The Black Lives Matter (BLM) foundation invested $32 million of its donations in stock, and paid out hundreds of thousands of dollars to its co-founder’s brother and the father of her child for ‘creative services,’ and security, new tax filings show. The filings are the first public accounting of its finances since incorporating in 2017.
The non-profit was not required to publicly disclose its finances until it became an independent, 501(c)(3) non-profit in December 2020. Prior to that, it was under the fiscal-sponsorship of a well-established charity. While the racial justice movement received a staggering $90 million in donations sparked by the 2020 protests triggered by the muder of George Floyd, its tax filings suggest it is still finding its footing: it currently has no executive director or in-house staff despite enormous funding.
The filing reveals it ended its last fiscal year – from July 1, 2020 to June 30, 2021 – with nearly $42 million in net assets.
The charity has been at the centre of accusations of impropriety since it came to prominence. In April, BLM was plunged into controversy when a report revealed it used donations to buy a 6,500-square-foot lavish California home for nearly $6 million. Prior to that, in 2021, BLM Canada bought a three-story $6.3 million Victorian mansion in Toronto.
Also in 2021, Cullors purchased a $1.4 million home in an exclusive Los Angeles neighbourhood of Topanga Canyon; those expenses also raised eyebrows amid claims Cullors was using donations to build a ‘property empire’.
The charity is now ripe for more accusations of corruption, critics say, following new findings which reveal it gave lucrative contracts to friends and associates, and invested millions in stocks.
Among those who were paid huge sums of money was BLM co-founder Patrisse Cullor’s brother, Paul Cullors, whose security firm was paid $840,000. Trap Heals LLC, a company founded by Damon Turner, the father of Ms Cullors’s child, received almost $970,000.
The filings also revealed that more than $2.1 million was paid to Bowers Consulting. Shalomyah Bowers, the company’s founder, was recently named a board member of the BLM foundation. Mr Bowers has insisted the contract with his firm was approved before he was a board member.
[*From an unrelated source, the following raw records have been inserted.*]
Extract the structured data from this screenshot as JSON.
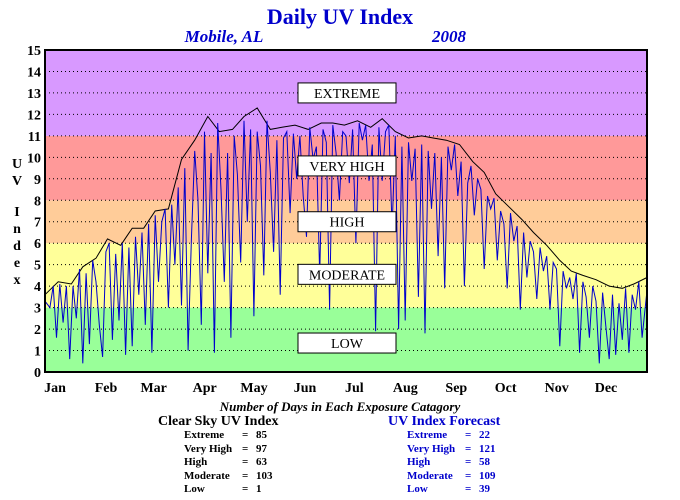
{
  "chart_data": {
    "type": "line",
    "title": "Daily UV Index",
    "location": "Mobile, AL",
    "year": "2008",
    "ylabel": "UV Index",
    "ylim": [
      0,
      15
    ],
    "yticks": [
      "0",
      "1",
      "2",
      "3",
      "4",
      "5",
      "6",
      "7",
      "8",
      "9",
      "10",
      "11",
      "12",
      "13",
      "14",
      "15"
    ],
    "xlim": [
      0,
      366
    ],
    "months": [
      "Jan",
      "Feb",
      "Mar",
      "Apr",
      "May",
      "Jun",
      "Jul",
      "Aug",
      "Sep",
      "Oct",
      "Nov",
      "Dec"
    ],
    "month_starts": [
      0,
      31,
      60,
      91,
      121,
      152,
      182,
      213,
      244,
      274,
      305,
      335
    ],
    "grid": "horizontal dotted",
    "zones": [
      {
        "label": "LOW",
        "from": 0,
        "to": 3,
        "color": "#99ff99"
      },
      {
        "label": "MODERATE",
        "from": 3,
        "to": 6,
        "color": "#ffff99"
      },
      {
        "label": "HIGH",
        "from": 6,
        "to": 8,
        "color": "#ffcc99"
      },
      {
        "label": "VERY HIGH",
        "from": 8,
        "to": 11,
        "color": "#ff9999"
      },
      {
        "label": "EXTREME",
        "from": 11,
        "to": 15,
        "color": "#d899ff"
      }
    ],
    "series": [
      {
        "name": "Clear Sky UV Index",
        "color": "#000000",
        "points": [
          [
            0,
            3.6
          ],
          [
            8,
            4.2
          ],
          [
            16,
            4.1
          ],
          [
            23,
            4.9
          ],
          [
            31,
            5.3
          ],
          [
            38,
            6.2
          ],
          [
            46,
            5.9
          ],
          [
            53,
            6.7
          ],
          [
            60,
            6.7
          ],
          [
            67,
            7.5
          ],
          [
            75,
            7.6
          ],
          [
            83,
            9.9
          ],
          [
            91,
            10.8
          ],
          [
            99,
            11.9
          ],
          [
            106,
            11.2
          ],
          [
            114,
            11.3
          ],
          [
            121,
            11.9
          ],
          [
            129,
            12.3
          ],
          [
            137,
            11.3
          ],
          [
            144,
            11.4
          ],
          [
            152,
            11.5
          ],
          [
            160,
            11.3
          ],
          [
            168,
            11.6
          ],
          [
            175,
            11.6
          ],
          [
            182,
            11.5
          ],
          [
            190,
            11.7
          ],
          [
            198,
            11.4
          ],
          [
            205,
            11.8
          ],
          [
            213,
            11.2
          ],
          [
            221,
            10.9
          ],
          [
            229,
            11.0
          ],
          [
            236,
            10.9
          ],
          [
            244,
            10.8
          ],
          [
            252,
            10.6
          ],
          [
            260,
            9.8
          ],
          [
            267,
            9.3
          ],
          [
            274,
            8.3
          ],
          [
            282,
            7.7
          ],
          [
            290,
            7.1
          ],
          [
            297,
            6.5
          ],
          [
            305,
            5.9
          ],
          [
            313,
            5.2
          ],
          [
            320,
            4.7
          ],
          [
            327,
            4.5
          ],
          [
            335,
            4.3
          ],
          [
            343,
            4.0
          ],
          [
            351,
            3.9
          ],
          [
            358,
            4.1
          ],
          [
            366,
            4.4
          ]
        ]
      },
      {
        "name": "UV Index Forecast",
        "color": "#0000cc",
        "points": [
          [
            0,
            3.3
          ],
          [
            3,
            3.0
          ],
          [
            5,
            4.0
          ],
          [
            7,
            1.6
          ],
          [
            9,
            4.1
          ],
          [
            11,
            2.3
          ],
          [
            13,
            4.0
          ],
          [
            15,
            0.6
          ],
          [
            17,
            4.0
          ],
          [
            19,
            2.5
          ],
          [
            21,
            4.8
          ],
          [
            23,
            0.4
          ],
          [
            25,
            4.6
          ],
          [
            27,
            1.3
          ],
          [
            29,
            5.2
          ],
          [
            31,
            4.2
          ],
          [
            33,
            2.2
          ],
          [
            35,
            0.7
          ],
          [
            37,
            5.6
          ],
          [
            39,
            6.0
          ],
          [
            41,
            1.5
          ],
          [
            43,
            5.5
          ],
          [
            45,
            2.4
          ],
          [
            47,
            6.0
          ],
          [
            49,
            0.8
          ],
          [
            51,
            5.8
          ],
          [
            53,
            1.2
          ],
          [
            55,
            6.3
          ],
          [
            57,
            3.6
          ],
          [
            59,
            6.5
          ],
          [
            61,
            2.2
          ],
          [
            63,
            6.9
          ],
          [
            65,
            0.9
          ],
          [
            67,
            7.3
          ],
          [
            69,
            4.2
          ],
          [
            71,
            7.0
          ],
          [
            73,
            7.6
          ],
          [
            75,
            3.0
          ],
          [
            77,
            7.8
          ],
          [
            79,
            5.0
          ],
          [
            81,
            8.6
          ],
          [
            83,
            3.1
          ],
          [
            85,
            9.5
          ],
          [
            87,
            1.0
          ],
          [
            89,
            6.2
          ],
          [
            91,
            10.3
          ],
          [
            93,
            8.0
          ],
          [
            95,
            2.2
          ],
          [
            97,
            11.2
          ],
          [
            99,
            4.6
          ],
          [
            101,
            10.2
          ],
          [
            103,
            0.9
          ],
          [
            105,
            11.6
          ],
          [
            107,
            8.5
          ],
          [
            109,
            4.2
          ],
          [
            111,
            10.2
          ],
          [
            113,
            1.6
          ],
          [
            115,
            11.0
          ],
          [
            117,
            9.2
          ],
          [
            119,
            5.1
          ],
          [
            121,
            11.7
          ],
          [
            123,
            7.0
          ],
          [
            125,
            11.3
          ],
          [
            127,
            2.6
          ],
          [
            129,
            11.2
          ],
          [
            131,
            9.6
          ],
          [
            133,
            4.5
          ],
          [
            135,
            11.7
          ],
          [
            137,
            9.3
          ],
          [
            139,
            5.6
          ],
          [
            141,
            10.8
          ],
          [
            143,
            3.6
          ],
          [
            145,
            10.9
          ],
          [
            147,
            11.2
          ],
          [
            149,
            7.4
          ],
          [
            151,
            11.1
          ],
          [
            153,
            9.0
          ],
          [
            155,
            11.0
          ],
          [
            157,
            8.2
          ],
          [
            159,
            6.3
          ],
          [
            161,
            11.4
          ],
          [
            163,
            9.9
          ],
          [
            165,
            10.5
          ],
          [
            167,
            4.5
          ],
          [
            169,
            11.3
          ],
          [
            171,
            10.7
          ],
          [
            173,
            2.9
          ],
          [
            175,
            11.5
          ],
          [
            177,
            10.2
          ],
          [
            179,
            8.0
          ],
          [
            181,
            11.2
          ],
          [
            183,
            11.0
          ],
          [
            185,
            8.8
          ],
          [
            187,
            11.3
          ],
          [
            189,
            6.0
          ],
          [
            191,
            11.6
          ],
          [
            193,
            10.8
          ],
          [
            195,
            11.5
          ],
          [
            197,
            8.9
          ],
          [
            199,
            10.6
          ],
          [
            201,
            1.9
          ],
          [
            203,
            11.4
          ],
          [
            205,
            8.9
          ],
          [
            207,
            11.2
          ],
          [
            209,
            11.5
          ],
          [
            211,
            6.7
          ],
          [
            213,
            11.0
          ],
          [
            215,
            2.0
          ],
          [
            217,
            10.5
          ],
          [
            219,
            2.4
          ],
          [
            221,
            10.7
          ],
          [
            223,
            8.9
          ],
          [
            225,
            10.4
          ],
          [
            227,
            3.5
          ],
          [
            229,
            10.6
          ],
          [
            231,
            1.8
          ],
          [
            233,
            10.3
          ],
          [
            235,
            7.6
          ],
          [
            237,
            10.2
          ],
          [
            239,
            5.4
          ],
          [
            241,
            10.0
          ],
          [
            243,
            3.9
          ],
          [
            245,
            10.5
          ],
          [
            247,
            9.4
          ],
          [
            249,
            10.6
          ],
          [
            251,
            8.2
          ],
          [
            253,
            9.8
          ],
          [
            255,
            4.0
          ],
          [
            257,
            8.8
          ],
          [
            259,
            9.6
          ],
          [
            261,
            7.3
          ],
          [
            263,
            9.0
          ],
          [
            265,
            8.5
          ],
          [
            267,
            4.8
          ],
          [
            269,
            8.2
          ],
          [
            271,
            7.6
          ],
          [
            273,
            8.1
          ],
          [
            275,
            5.2
          ],
          [
            277,
            7.5
          ],
          [
            279,
            6.9
          ],
          [
            281,
            3.9
          ],
          [
            283,
            7.4
          ],
          [
            285,
            6.1
          ],
          [
            287,
            6.8
          ],
          [
            289,
            2.9
          ],
          [
            291,
            6.5
          ],
          [
            293,
            4.4
          ],
          [
            295,
            6.1
          ],
          [
            297,
            5.6
          ],
          [
            299,
            3.4
          ],
          [
            301,
            5.8
          ],
          [
            303,
            4.7
          ],
          [
            305,
            5.4
          ],
          [
            307,
            2.9
          ],
          [
            309,
            5.1
          ],
          [
            311,
            4.8
          ],
          [
            313,
            1.2
          ],
          [
            315,
            4.7
          ],
          [
            317,
            3.9
          ],
          [
            319,
            4.4
          ],
          [
            321,
            3.4
          ],
          [
            323,
            4.6
          ],
          [
            325,
            0.9
          ],
          [
            327,
            4.2
          ],
          [
            329,
            3.5
          ],
          [
            331,
            1.6
          ],
          [
            333,
            4.0
          ],
          [
            335,
            3.3
          ],
          [
            337,
            0.4
          ],
          [
            339,
            3.7
          ],
          [
            341,
            2.1
          ],
          [
            343,
            0.6
          ],
          [
            345,
            3.6
          ],
          [
            347,
            0.8
          ],
          [
            349,
            3.2
          ],
          [
            351,
            1.5
          ],
          [
            353,
            3.9
          ],
          [
            355,
            0.9
          ],
          [
            357,
            3.6
          ],
          [
            359,
            2.9
          ],
          [
            361,
            4.2
          ],
          [
            363,
            1.6
          ],
          [
            366,
            3.8
          ]
        ]
      }
    ]
  },
  "stats": {
    "caption": "Number of Days in Each Exposure Catagory",
    "clear": {
      "title": "Clear Sky UV Index",
      "rows": [
        {
          "label": "Extreme",
          "value": "85"
        },
        {
          "label": "Very High",
          "value": "97"
        },
        {
          "label": "High",
          "value": "63"
        },
        {
          "label": "Moderate",
          "value": "103"
        },
        {
          "label": "Low",
          "value": "1"
        }
      ]
    },
    "forecast": {
      "title": "UV Index Forecast",
      "rows": [
        {
          "label": "Extreme",
          "value": "22"
        },
        {
          "label": "Very High",
          "value": "121"
        },
        {
          "label": "High",
          "value": "58"
        },
        {
          "label": "Moderate",
          "value": "109"
        },
        {
          "label": "Low",
          "value": "39"
        }
      ]
    }
  }
}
“It comes across as an early startup nonprofit, without substantial governance structure in place, that got a huge windfall,” said Brian Mittendorf, an accounting professor who focuses on nonprofit organisations.
“People are going to be quick to assume that mismatch reflects intent,” he added.
Mr Mittendorf said that BLM had “set themselves up” for criticism and accusations of impropriety.
The foundation spent over $37 million on property, grants, consultants, and other expenses, according to the tax documents filed with the IRS. The 63-page report also shows it invested $32 million in stocks from the $90 million it received in donations, which it says is intended to become an endowment to fund its future work. Some are not so convinced, with black conservative commentator Candace Owens, one of the organisation’s harshest critics, describing the investment in stocks as ‘unreal’.
“Please spare me with the ridiculous “the movement is different from the organization”. The movement is the free marketing firm for the organization. You wear a BLM t-shirt of sticker and people donate to a corrupt organization,” Owens said in her Instagram story on Tuesday.
Ms Cullors, who led the organisation for almost six years, resigned last May over controversy about the four homes she owned and amid accusations of corruption.
In a recent interview with Associated Press, she acknowledged that BLM was ill-prepared to handle the groundswell of support for the movement and the mammoth windfall of donations which followed Mr Floyd’s high-profile killing in 2020.
The BLM foundation’s board secretary, Shalomyah Bowers, defended the charity, and said its tax filing revealed it to be “the largest Black abolitionist non-profit organisation that has ever existed in the nation’s history. What we’re doing has never been done before”.
He also said the foundation will launch a “transparency and accountability center” on its website to make its financial documents available for public inspection amid growing public scrutiny.